Answer: Yes, it is possible. However, if one wishes to avoid the time-consuming process of hardware deployment or simply desires to utilize higher-end hardware for a shorter duration, training models using SageMaker is more suitable.

Furthermore, SageMaker optimizes data-batch processing and floating-point operations to accelerate model training speed.

In the case of my use case, “Diana’s Medium-Term Quarterly Trading Strategy,” which involves multi-asset trading in four major markets (US stocks, Hong Kong stocks, US bonds, and USD currency), the optimized data-batch processing of SageMaker can be utilized for the four main markets.

Additionally, the optimized floating-point operations of SageMaker can be applied to the three core technical indicators within the model (high dividend stocks, low volatility, and capital accumulation).

Therefore, gaming graphics cards have limitations when it comes to model training.

3. A More Efficient Trading Strategy Architecture

Whether using EC2 or SageMaker container deployment, both options serve to expedite development time. However, considering the overall efficiency of the trading system, two factors need to be considered: streaming data processing and the layer at which computations are performed.

Full Architecture

The key to achieving higher efficiency lies in the Queue layer.

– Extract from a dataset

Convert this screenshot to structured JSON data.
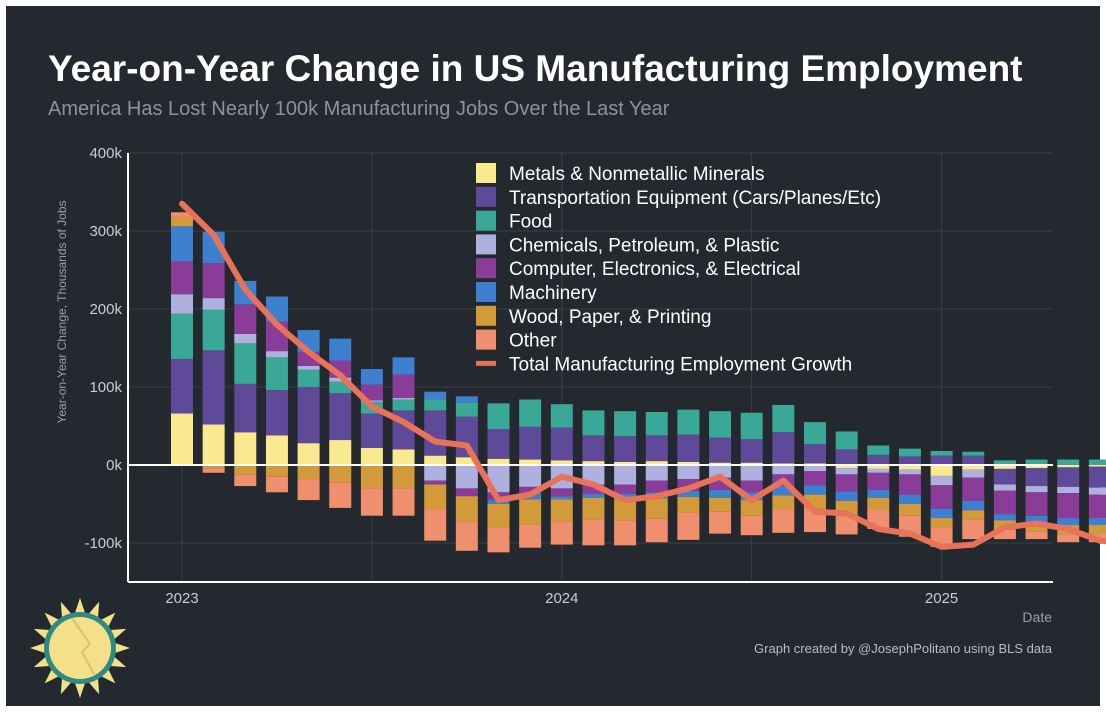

After the Data Provider delivers streaming data, the Queue distributes the data to the Application while simultaneously storing the streaming data in a database. This reduces latency and improves overall efficiency.

Furthermore, performing computations at the Queue layer for the technical indicators used by all Applications prevents redundant calculations and enhances overall efficiency.

However, further investigation is required to determine which Queue framework to use.

Summary

The theme of AWS re:Invent re:Cap, “Gen AI,” was a captivating event. There were many intriguing segments, such as the “Deep Dive Lounge,” “Lighting Talk,” and “Game Jam,” which provided delightful surprises.

Deep Dive LoungeDeep Dive Lounge, Wing So.

More importantly, numerous AWS solution architects have contributed to the advancement of my trading endeavors, offering lower-cost solutions and improved computational efficiency. Lastly, I would like to express my special thanks to Raymond Tsang, Yanwei CUI, and Wing So for their invaluable assistance.